The White House ordered government agencies to tighten up policies on handling classified information and the State Department said it was reviewing who has access to its networks and databases and would make those standards more stringent. A directive from the White House Office of Management and Budget released on Monday said the government’s new procedures would ensure “that users do not have broader access than is necessary to do their jobs effectively.”

Document disclosures

The leaked documents, the majority of which are from 2007 or later, disclose US allegations that China’s Politburo directed an intrusion into Google’s computer systems, part of a broader coordinated campaign of computer sabotage carried out by Chinese government operatives, private security experts and Internet outlaws, the Times reported.

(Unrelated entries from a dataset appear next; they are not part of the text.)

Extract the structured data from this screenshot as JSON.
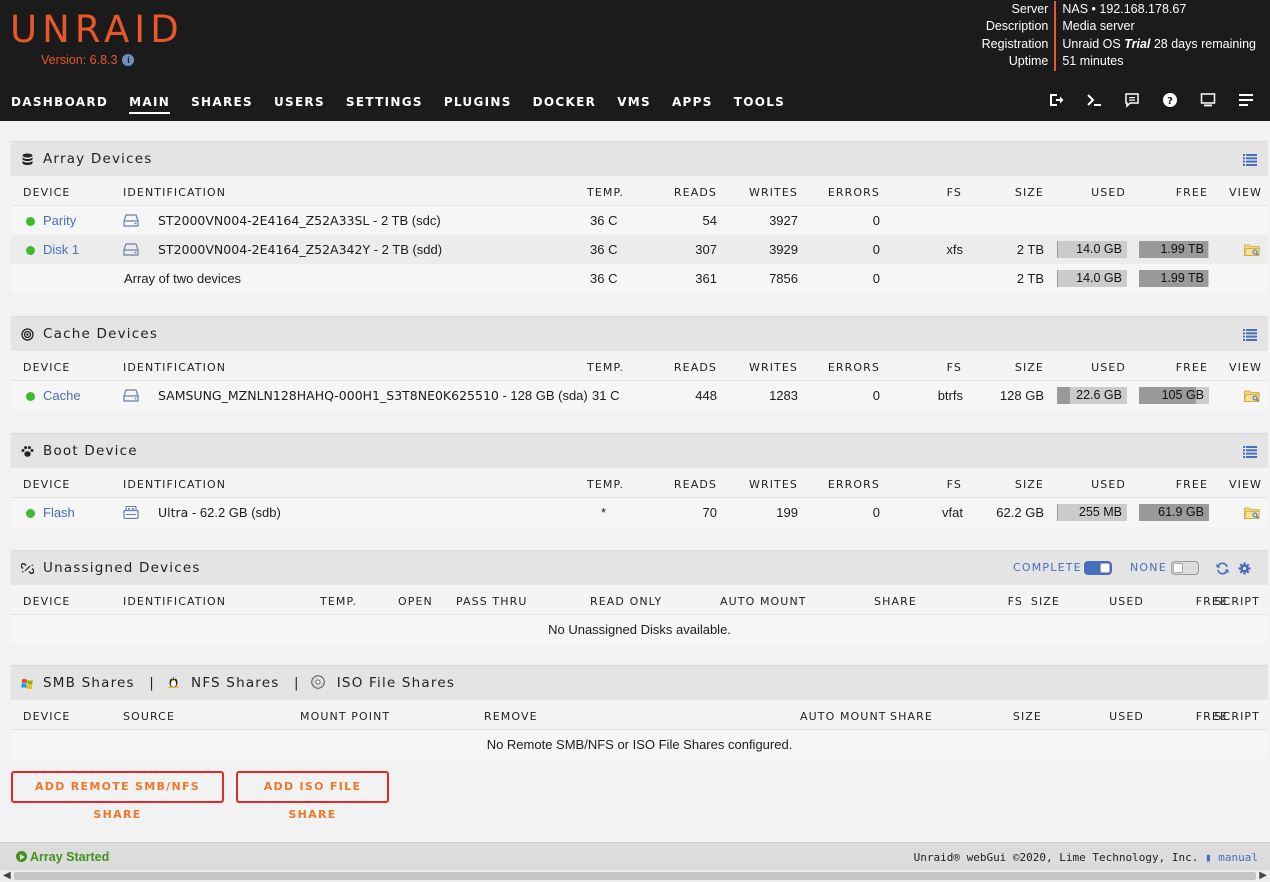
{
  "header": {
    "logo": "UNRAID",
    "version": "Version: 6.8.3",
    "server_info": [
      {
        "label": "Server",
        "value": "NAS • 192.168.178.67"
      },
      {
        "label": "Description",
        "value": "Media server"
      },
      {
        "label": "Registration",
        "value_pre": "Unraid OS ",
        "value_em": "Trial",
        "value_post": " 28 days remaining"
      },
      {
        "label": "Uptime",
        "value": "51 minutes"
      }
    ],
    "nav": [
      "DASHBOARD",
      "MAIN",
      "SHARES",
      "USERS",
      "SETTINGS",
      "PLUGINS",
      "DOCKER",
      "VMS",
      "APPS",
      "TOOLS"
    ],
    "active_nav": "MAIN",
    "icons": [
      "logout-icon",
      "terminal-icon",
      "log-icon",
      "help-icon",
      "monitor-icon",
      "menu-icon"
    ]
  },
  "array": {
    "title": "Array Devices",
    "headers": [
      "DEVICE",
      "IDENTIFICATION",
      "TEMP.",
      "READS",
      "WRITES",
      "ERRORS",
      "FS",
      "SIZE",
      "USED",
      "FREE",
      "VIEW"
    ],
    "rows": [
      {
        "device": "Parity",
        "id": "ST2000VN004-2E4164_Z52A33SL",
        "id_suffix": " - 2 TB (sdc)",
        "temp": "36 C",
        "reads": "54",
        "writes": "3927",
        "errors": "0",
        "fs": "",
        "size": "",
        "used": "",
        "free": ""
      },
      {
        "device": "Disk 1",
        "id": "ST2000VN004-2E4164_Z52A342Y",
        "id_suffix": " - 2 TB (sdd)",
        "temp": "36 C",
        "reads": "307",
        "writes": "3929",
        "errors": "0",
        "fs": "xfs",
        "size": "2 TB",
        "used": "14.0 GB",
        "free": "1.99 TB",
        "used_frac": 0.01,
        "free_frac": 0.99
      }
    ],
    "summary": {
      "label": "Array of two devices",
      "temp": "36 C",
      "reads": "361",
      "writes": "7856",
      "errors": "0",
      "size": "2 TB",
      "used": "14.0 GB",
      "free": "1.99 TB",
      "used_frac": 0.01,
      "free_frac": 0.99
    }
  },
  "cache": {
    "title": "Cache Devices",
    "headers": [
      "DEVICE",
      "IDENTIFICATION",
      "TEMP.",
      "READS",
      "WRITES",
      "ERRORS",
      "FS",
      "SIZE",
      "USED",
      "FREE",
      "VIEW"
    ],
    "row": {
      "device": "Cache",
      "id": "SAMSUNG_MZNLN128HAHQ-000H1_S3T8NE0K625510",
      "id_suffix": " - 128 GB (sda)",
      "temp": "31 C",
      "reads": "448",
      "writes": "1283",
      "errors": "0",
      "fs": "btrfs",
      "size": "128 GB",
      "used": "22.6 GB",
      "free": "105 GB",
      "used_frac": 0.18,
      "free_frac": 0.82
    }
  },
  "boot": {
    "title": "Boot Device",
    "headers": [
      "DEVICE",
      "IDENTIFICATION",
      "TEMP.",
      "READS",
      "WRITES",
      "ERRORS",
      "FS",
      "SIZE",
      "USED",
      "FREE",
      "VIEW"
    ],
    "row": {
      "device": "Flash",
      "id": "Ultra",
      "id_suffix": " - 62.2 GB (sdb)",
      "temp": "*",
      "reads": "70",
      "writes": "199",
      "errors": "0",
      "fs": "vfat",
      "size": "62.2 GB",
      "used": "255 MB",
      "free": "61.9 GB",
      "used_frac": 0.004,
      "free_frac": 0.996
    }
  },
  "unassigned": {
    "title": "Unassigned Devices",
    "toggle_complete": "COMPLETE",
    "toggle_none": "NONE",
    "headers": [
      "DEVICE",
      "IDENTIFICATION",
      "TEMP.",
      "OPEN",
      "PASS THRU",
      "READ ONLY",
      "AUTO MOUNT",
      "SHARE",
      "FS",
      "SIZE",
      "USED",
      "FREE",
      "SCRIPT"
    ],
    "empty": "No Unassigned Disks available."
  },
  "remote": {
    "title_smb": "SMB Shares",
    "sep1": "|",
    "title_nfs": "NFS Shares",
    "sep2": "|",
    "title_iso": "ISO File Shares",
    "headers": [
      "DEVICE",
      "SOURCE",
      "MOUNT POINT",
      "REMOVE",
      "AUTO MOUNT",
      "SHARE",
      "SIZE",
      "USED",
      "FREE",
      "SCRIPT"
    ],
    "empty": "No Remote SMB/NFS or ISO File Shares configured.",
    "btn_smb": "ADD REMOTE SMB/NFS SHARE",
    "btn_iso": "ADD ISO FILE SHARE"
  },
  "footer": {
    "status": "Array Started",
    "copyright": "Unraid® webGui ©2020, Lime Technology, Inc.",
    "manual": "manual"
  },
  "colors": {
    "accent": "#e8572a",
    "link": "#486dba",
    "green": "#3cbc2c"
  }
}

Among other disclosures in the newspaper were suspicions Iran has obtained sophisticated missiles from North Korea capable of hitting western Europe and US concerns Iran is using those as “building blocks” for longer-range missiles.

Iranian President Mahmoud Ahmadinejad said on Monday that Tehran’s relations with its neighbors would not be harmed by the WikiLeaks revelations of deep Arab suspicions of Iranian motives, saying Washington organized the leak to pursue political objectives.

The United States suspects Iran is using its civil nuclear program as a cover to develop nuclear weapons. Iran denies this, saying its atomic program is solely to generate power.

US Attorney General Eric Holder said there is an active criminal investigation into the leaks and that anyone found responsible will be prosecuted.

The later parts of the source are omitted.